The other day, I showed readers this graphic….


It was a post about how the dumbasses were blaming economic uncertainty for the poor jobs performance.  Sadly, those were really accurate.  The government has revised the GDP growth for our second quarter downward to an annualized rate of 1.3% growth.



Well, we now have certainty.  While this doesn’t meet a common definition of a recession, (there’s no official designation but 2 consecutive quarters of zero or negative growth is accepted by many) there’s some other news which makes me believe we are in a recession now.   Orders for durable goods collapsed a full 13%.  Shipments of manufactured durable goods in August, down two of the last three months, decreased  3.0 percent.  Unfilled orders for manufactured durable goods in August, down 1.7 percent.  Inventories of manufactured durable goods in August, up thirty-one of the last thirty-two months, increased 0.6 percent.  Nondefense new orders for capital goods in August decreased 24.3 percent.  Well, the news for capital goods were essentially the same as for durable goods.

My thoughts……. 

What does this tell us?  Inventories have increased every month except on for nearly 3 years.  But, demand for our goods have dropped “off a cliff”.  We are told jobless claims were lower than expected at 359,000.  That’s a lie.  Expect it to be revised upward sometime soon.  Demand for goods doesn’t drop off a cliff and employers hire more people.  It simply doesn’t ever happen that way.  Especially when inventories have increased. 
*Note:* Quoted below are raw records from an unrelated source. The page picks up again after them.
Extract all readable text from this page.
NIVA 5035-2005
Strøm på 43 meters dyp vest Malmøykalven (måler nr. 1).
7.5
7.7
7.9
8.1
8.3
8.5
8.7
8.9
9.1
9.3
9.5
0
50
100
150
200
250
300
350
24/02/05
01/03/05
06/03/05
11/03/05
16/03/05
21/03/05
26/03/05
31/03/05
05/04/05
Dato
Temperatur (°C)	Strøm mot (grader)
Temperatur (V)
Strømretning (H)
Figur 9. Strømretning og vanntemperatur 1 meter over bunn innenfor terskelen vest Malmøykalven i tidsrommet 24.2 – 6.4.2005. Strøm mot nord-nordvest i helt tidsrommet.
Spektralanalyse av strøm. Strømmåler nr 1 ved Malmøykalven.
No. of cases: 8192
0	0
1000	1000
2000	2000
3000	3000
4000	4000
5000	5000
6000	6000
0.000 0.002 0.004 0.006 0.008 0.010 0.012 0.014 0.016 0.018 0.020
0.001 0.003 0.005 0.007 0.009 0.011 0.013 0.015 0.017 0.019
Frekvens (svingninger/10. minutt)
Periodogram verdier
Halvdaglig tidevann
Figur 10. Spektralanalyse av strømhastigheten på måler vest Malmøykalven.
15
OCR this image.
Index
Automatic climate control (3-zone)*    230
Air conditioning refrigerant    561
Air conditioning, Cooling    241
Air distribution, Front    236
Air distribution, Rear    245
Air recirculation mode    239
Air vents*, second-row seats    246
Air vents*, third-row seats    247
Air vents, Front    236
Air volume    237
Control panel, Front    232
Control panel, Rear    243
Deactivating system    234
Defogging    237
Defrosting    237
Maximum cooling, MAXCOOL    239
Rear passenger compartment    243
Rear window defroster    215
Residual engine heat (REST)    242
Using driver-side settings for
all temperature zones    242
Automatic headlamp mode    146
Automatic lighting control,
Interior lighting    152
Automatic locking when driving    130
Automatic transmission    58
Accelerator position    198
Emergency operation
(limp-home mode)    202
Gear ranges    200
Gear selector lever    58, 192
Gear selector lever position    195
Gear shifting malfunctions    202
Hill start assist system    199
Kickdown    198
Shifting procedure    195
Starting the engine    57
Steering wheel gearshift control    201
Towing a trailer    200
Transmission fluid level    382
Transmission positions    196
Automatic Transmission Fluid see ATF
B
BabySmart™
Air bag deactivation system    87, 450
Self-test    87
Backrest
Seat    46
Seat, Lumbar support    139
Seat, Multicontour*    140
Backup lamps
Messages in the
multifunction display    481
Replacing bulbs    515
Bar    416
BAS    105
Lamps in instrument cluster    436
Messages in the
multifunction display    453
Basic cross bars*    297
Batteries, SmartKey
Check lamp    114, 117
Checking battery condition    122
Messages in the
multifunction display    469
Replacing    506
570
Those were my thoughts.  After writing that I went to see what other people were saying about this news. 

Mike “Mish” Shedlock ……..  I am very comfortable with pegging of the start of the recession in June and I expect more downward revisions in GDP and employment are on the way.

Lakshman Achuthan, CEO of ECRI(Economic Cycle Research Institute) says the US recession started in June.

I’ve already shown readers the workforce performance of late…..


Bolt your shorts on, this is going to get ugly.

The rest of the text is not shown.